Em um desses registros, descobertos pela PF, um artista diz que o candidato adversário “preferiu contratar (funcionários) fantasmas para se eleger ao invés de ajudar a população” — e que, ao final da sua atuação, conseguiu “fazer a conversão de pensamento e desistência do voto”.

Após enviar os relatórios, os atores tinham que preencher planilhas sobre o desempenho de cada dupla nas ruas, registrando o número de pessoas abordadas, quem votaria em cada candidato e quais foram "convencidas" pela encenação. Em caso de metas alcançadas, havia pagamento de bônus.

O valor recebido por ator, segundo um documento encontrado pela PF com um dos investigados, podia chegar a R$ 2,5 mil, com mais de R$ 2,2 mil de ajuda de custo para alimentação (café da manhã, almoço e jantar), transporte e outros gastos durante a abordagem.

Já o coordenador dos artistas receberia R$ 5 mil. Com isso, um pacote de seis integrantes do grupo, junto com o supervisor, ficaria por R$ 33,2 mil por mês. O preço final poderia variar dependendo da cidade de atuação.

A investigação não aponta a origem dos recursos utilizados para financiar as encenações. A empresa de um dos réus recebeu R$ 406 mil da campanha do deputado estadual Valdecy da Saúde (PL) para fornecer materiais impressos, como bandeiras, adesivos e santinhos, segundo dados do Tribunal Superior Eleitoral (TSE).

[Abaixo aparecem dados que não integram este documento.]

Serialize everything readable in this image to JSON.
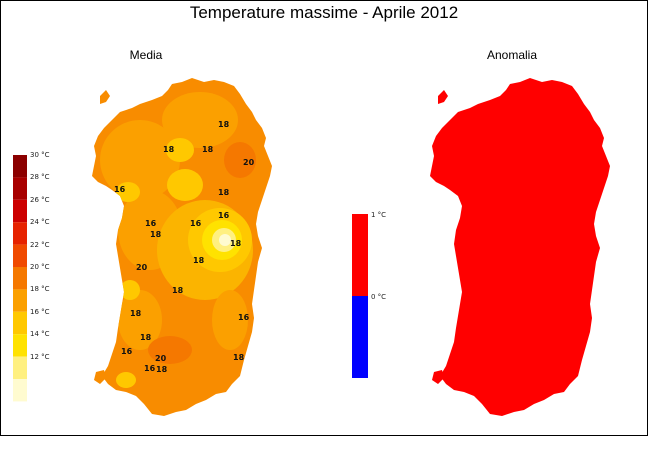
{
  "title": "Temperature massime - Aprile 2012",
  "left_map": {
    "subtitle": "Media",
    "legend": [
      {
        "label": "30 °C",
        "color": "#8b0000"
      },
      {
        "label": "28 °C",
        "color": "#a80000"
      },
      {
        "label": "26 °C",
        "color": "#cc0000"
      },
      {
        "label": "24 °C",
        "color": "#e62200"
      },
      {
        "label": "22 °C",
        "color": "#f04a00"
      },
      {
        "label": "20 °C",
        "color": "#f57800"
      },
      {
        "label": "18 °C",
        "color": "#fba000"
      },
      {
        "label": "16 °C",
        "color": "#ffc800"
      },
      {
        "label": "14 °C",
        "color": "#ffe200"
      },
      {
        "label": "12 °C",
        "color": "#fff080"
      },
      {
        "label": "",
        "color": "#fffbd0"
      }
    ],
    "contour_labels": [
      "18",
      "18",
      "18",
      "20",
      "16",
      "18",
      "16",
      "18",
      "16",
      "18",
      "18",
      "20",
      "18",
      "18",
      "16",
      "16",
      "18",
      "16",
      "20",
      "18",
      "18",
      "16"
    ]
  },
  "right_map": {
    "subtitle": "Anomalia",
    "legend": [
      {
        "label": "1 °C",
        "color": "#ff0000"
      },
      {
        "label": "0 °C",
        "color": "#0000ff"
      }
    ],
    "fill_color": "#ff0000"
  }
}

Em nota, o candidato favorecido pelas encenações afirmou que "não figura como indiciado ou envolvido nos autos do processo que apura prática de crimes eleitorais" e que está "à disposição da Justiça para prestar qualquer esclarecimento".

Valdecy ficou em segundo lugar nas eleições de São João de Meriti, com 33,37% dos votos válidos. O também deputado estadual Léo Vieira (Republicanos), que foi atacado nas ruas pelo "Teatro Invisível" e denunciou o esquema para a PF, foi eleito prefeito em primeiro turno, com 50,39%.